In this case, I'm referring to the Secret Wars mini-series, By Dan Slott, Adam Kubert, Scott Hanna, John Dell, Justin Ponsor, and Travis Lanham, and not the ongoing Gerry Conway's writing at the moment.
So, guy calling himself Regent builds suit that lets him draw on powers of super-people he captures and puts in special containment units. By the time the Avengers take him on, he stole enough X-Men powers it's too late. Spidey misses the fight because Regent also released a bunch of villains, including Venom, who knows Spidey's identity and attacks MJ and their new baby. Pete kills Venom (or leaves him to die in a burning building if you're really charitable), but retires to protect his family. Ultimately he has to get back into action, then the whole family has to team-up with the remaining resistance to beat Regent, who was after Spider-Man all along. Because having a Spider-sense would be the key to defeating God Mode Dr. Doom. You'd think he could grab a precog, a telepath, somebody with probability powers, and achieve the same effect, but no.
OK, first things first, because it's been bugging me since I read this: Regent's design is terrible. He's this big whitish blob, with some wiring stuff on the arms and legs, and a red emblem on the chest. He looks like frickin' Colonel Computron or some shit.
Beyond that, it's Adam Kubert's art. By this point, you pretty much know what you're getting with it. It's pretty solid, straightforward, easy to follow. Nothing really flashy. The fight scenes are solid, Kubert can draw an punch with some weight on it. There were some panels that seemed like they needed to be larger, for more emphasis. Near the climax, the whole family is fighting Regent, things are going well, teamwork, lots of small panels of each one taking their shots* , and then Regent grabs Annie, which is bad. The panel is a small, square panel, actually smaller than the others on the page prior with it, but as it appears to represent a turning point (and ultimately faces Peter with his big choice), seems as though it should grab attention a little more.
If you cared about continuity with Secret Wars, you could wonder about how Regent is the only one who knows about Doom-as-God (this Spidey doesn't even seem to have heard of a Dr. Doom. I guess one didn't exist in his world). But I doubt any of you reading this are going to be that broken up about that. I did question Venom being willing to threaten a baby, since he had historically considered Aunt May (and Peter's parents when they were briefly back) off-limits as innocents. But again, different continuity I suppose.

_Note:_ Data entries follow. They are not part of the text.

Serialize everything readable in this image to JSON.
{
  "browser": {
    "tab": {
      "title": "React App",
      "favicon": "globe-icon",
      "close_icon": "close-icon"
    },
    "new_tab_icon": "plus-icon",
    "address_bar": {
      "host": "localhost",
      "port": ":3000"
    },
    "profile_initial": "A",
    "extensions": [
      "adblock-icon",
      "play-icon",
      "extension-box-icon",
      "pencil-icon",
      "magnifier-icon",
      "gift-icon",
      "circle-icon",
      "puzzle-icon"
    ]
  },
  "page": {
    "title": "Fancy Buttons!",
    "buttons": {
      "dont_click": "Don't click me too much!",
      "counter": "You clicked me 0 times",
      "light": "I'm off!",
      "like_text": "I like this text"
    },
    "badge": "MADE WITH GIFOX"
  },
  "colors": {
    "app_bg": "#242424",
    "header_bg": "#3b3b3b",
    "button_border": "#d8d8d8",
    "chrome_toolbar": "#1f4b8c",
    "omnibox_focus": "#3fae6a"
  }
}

In-story, peter is faced with a moment where it looks as though he'll kill the Regent to protect Annie, since he knows who they are and like Venom could come back to imperil the family. But he chooses not to, and calls this renewing his greatest vow. Which means he broke it when he killed Venom, so are we supposed to see that as a failure, a lack of belief in himself? Peter didn't believe he could protect his family from Venom, so he killed him to remove the threat. He took the safest, most direct route to their safety, and then repeated this strategy by abandoning being Spider-Man, by not trying to help others or trying to defeat the Regent. In the longterm, they weren't really safe, because they were having to hide their powers with inhibitor chips so they weren't discovered. That might not work forever. Parker was relying on the Tinkerer for inhibitor chips, that wasn't going to work forever. It was more kicking the can down the road on making a decision.
Although that makes those choices seem at odds. Killing Venom was Peter making the decision. Protecting his wife and daughter was worth breaking that vow not to kill. While I'm generally in favor of Spider-Man not killing, when presented as a parent trying to protect his loved ones from someone vowing to torture them (and then probably eat them), I'm not going to fault him too much. That's not even getting into Regent making most of Spidey's rogue's gallery into his strike force, which means it's extremely unlikely Venom stays locked up, and you don't really want a guy with telepathic abilities near someone who knows your identity.
Believing he could always protect Annie would be foolishness. Isn't that something parents are told, to understand that sometimes their kids are going to get into scrapes or trouble, and you can't always be there? Granting that as Peter is a superhero, he has somewhat outsized ideas of what is possible for him, it would still be dangerous to proceed as though he'd always get there in time.
* Kubert uses lots of small panels for most of the fights Annie's
involved in, but not so much for the ones that are just her dad. Spidey
gets taller, skinny panels mostly, and not as many per page. I don't know what that means.